Pedestrians outside the New York Stock Exchange in New York City on October 1, 2025. Photographer: Michael Nagle/Bloomberg.

U.S. corporate bonds are trading at their highest valuations in decades, but to some investors and strategists, it’s partly an illusion fueled by government dysfunction and company debt has room to rally more.

The gap between yields on blue-chip company debt and U.S. Treasuries, a key valuation metric for corporate credit known as the spread, has hovered around 0.73 percentage point for much of the past week. That’s close to levels last seen in the 1990s. Typically, it’s a signal investors are confident that firms will be able to pay their obligations.

But those high valuations are at least partly a function of rising risk for U.S. Treasuries, according to TD Securities USA strategist Hans Mikkelsen.

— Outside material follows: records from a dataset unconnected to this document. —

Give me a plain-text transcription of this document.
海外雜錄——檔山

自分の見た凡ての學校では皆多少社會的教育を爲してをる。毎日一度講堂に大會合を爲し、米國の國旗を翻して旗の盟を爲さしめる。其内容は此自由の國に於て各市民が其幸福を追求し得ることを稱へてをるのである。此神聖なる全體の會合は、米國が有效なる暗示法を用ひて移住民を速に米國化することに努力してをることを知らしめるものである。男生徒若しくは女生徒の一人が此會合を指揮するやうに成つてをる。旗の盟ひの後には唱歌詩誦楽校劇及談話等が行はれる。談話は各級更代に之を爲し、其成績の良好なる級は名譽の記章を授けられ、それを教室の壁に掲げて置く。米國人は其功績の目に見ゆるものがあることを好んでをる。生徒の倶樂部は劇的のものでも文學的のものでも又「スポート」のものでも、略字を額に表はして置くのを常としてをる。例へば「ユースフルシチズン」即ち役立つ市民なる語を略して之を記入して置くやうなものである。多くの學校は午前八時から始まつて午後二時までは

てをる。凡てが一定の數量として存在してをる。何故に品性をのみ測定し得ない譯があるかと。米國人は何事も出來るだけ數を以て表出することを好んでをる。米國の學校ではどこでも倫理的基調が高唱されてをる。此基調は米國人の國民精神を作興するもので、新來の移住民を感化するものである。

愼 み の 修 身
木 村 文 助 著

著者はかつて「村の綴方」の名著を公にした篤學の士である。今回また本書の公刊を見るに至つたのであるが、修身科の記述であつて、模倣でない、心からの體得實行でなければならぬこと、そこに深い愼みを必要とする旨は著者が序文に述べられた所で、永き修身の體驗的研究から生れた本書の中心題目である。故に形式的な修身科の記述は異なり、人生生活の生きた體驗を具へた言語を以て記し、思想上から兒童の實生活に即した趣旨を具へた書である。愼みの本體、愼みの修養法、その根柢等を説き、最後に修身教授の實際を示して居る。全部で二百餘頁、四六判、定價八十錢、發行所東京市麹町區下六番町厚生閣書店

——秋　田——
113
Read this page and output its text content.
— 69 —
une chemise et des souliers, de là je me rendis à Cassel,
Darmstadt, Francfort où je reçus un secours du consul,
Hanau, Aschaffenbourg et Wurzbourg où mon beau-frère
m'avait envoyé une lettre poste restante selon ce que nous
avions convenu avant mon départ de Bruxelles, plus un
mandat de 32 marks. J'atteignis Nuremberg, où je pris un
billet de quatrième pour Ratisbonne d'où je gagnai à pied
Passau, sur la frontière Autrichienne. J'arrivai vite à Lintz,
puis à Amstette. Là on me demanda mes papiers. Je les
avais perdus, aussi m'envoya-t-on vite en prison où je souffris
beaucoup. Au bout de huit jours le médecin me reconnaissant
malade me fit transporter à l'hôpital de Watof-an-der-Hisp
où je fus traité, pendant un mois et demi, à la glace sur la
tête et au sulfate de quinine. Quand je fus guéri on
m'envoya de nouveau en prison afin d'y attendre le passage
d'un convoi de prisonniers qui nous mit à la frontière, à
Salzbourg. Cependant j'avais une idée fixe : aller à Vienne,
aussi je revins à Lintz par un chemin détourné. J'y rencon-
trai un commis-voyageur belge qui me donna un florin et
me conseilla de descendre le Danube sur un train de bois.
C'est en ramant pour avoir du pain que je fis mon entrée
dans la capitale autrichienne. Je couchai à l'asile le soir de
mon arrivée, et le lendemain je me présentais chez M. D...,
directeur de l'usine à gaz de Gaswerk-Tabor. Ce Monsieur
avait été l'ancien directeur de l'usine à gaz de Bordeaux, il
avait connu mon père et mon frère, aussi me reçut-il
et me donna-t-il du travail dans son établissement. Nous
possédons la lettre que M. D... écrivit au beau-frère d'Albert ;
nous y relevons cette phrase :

A series of factors have increased Treasuries’ risk: The U.S. is weeks into a government shutdown. Republican tax cuts are forcing the United States to borrow more. The Federal Reserve is under political pressure to cut interest rates, even amid signs that inflation isn’t completely tamed. Then there’s a debt-ceiling battle potentially brewing in 2027, at a time when political parties are polarized, raising the risk that the government will delay paying its obligations.

“We’re seeing some concerns that in some dimensions the U.S. government is moving more in the direction of emerging markets,” Mikkelsen said, adding that demand for company debt remains strong.

Treasuries look so much riskier that some on Wall Street are questioning whether they remain the best benchmark for corporate bonds. Investors looking to remove some political and government factors from the equation have been using interest rate swaps as a reference rate, according to JPMorgan Chase & Co. By that measure, corporate bonds look less richly valued: Spreads for high-grade corporate bonds compared with swaps are about 1.52 percentage point, closer to levels they’ve been at for the last few years.

If current trends continue, spreads on the safest corporate debt—such as bonds from Microsoft Corp.—are at risk of turning negative, Mikkelsen said. This happens in emerging markets when solid firms are judged to be safer than their own country’s sovereign debt.

“Treasuries are no longer that risk-free indicator,” said Itai Lourie, chief investment officer at Thresher Fixed LLC. “If I were to pick a benchmark, I would use swaps. The swap curve is more continuous and there are less technical abnormalities we see than in the Treasury curves.”

There are flaws to using interest rate derivatives as a benchmark. Interest rate swaps aren’t completely free of credit risk, and pivoting to a new benchmark may just be obscuring potential difficulty in credit markets, where plenty of observers have warned against complacency. Defaults are growing among junk-rated borrowers, and there are signs of corporate cash levels starting to fall.

“If you move the goalpost—if you call the 0-yard line the 10-yard line like they do in Canada—will there be more room to run?” said Darrell Duffie, a professor of finance at Stanford University. Still, Duffie joins other market watchers in viewing swap rates as a useful benchmark.

On the whole, U.S. companies look relatively strong now. They’ve been boosting their earnings relative to their debt levels, making corporate debt a more attractive option for some investors. As quarterly earnings reporting kicks off in earnest next week, Goldman Sachs Group Inc. is anticipating better-than-expected results from corporate America amid a robust economy and a rosy outlook for artificial intelligence (AI).

TD’s Mikkelsen believes the debate can be summed up with a hypothetical choice between two bonds—one from the AA+ rated U.S. Treasury and one from a triple-A rated corporate like Microsoft. Both bonds mature in the first quarter of 2027, when the debt-ceiling battle is expected to be raging. “With a Treasury, if there’s a hiccup with the debt ceiling that needs to be resolved, then you might not get your money,” Mikkelsen said. “If you buy a bond from Microsoft, which is higher-rated, you have to consider there’s a higher chance you get your money back when you need it.”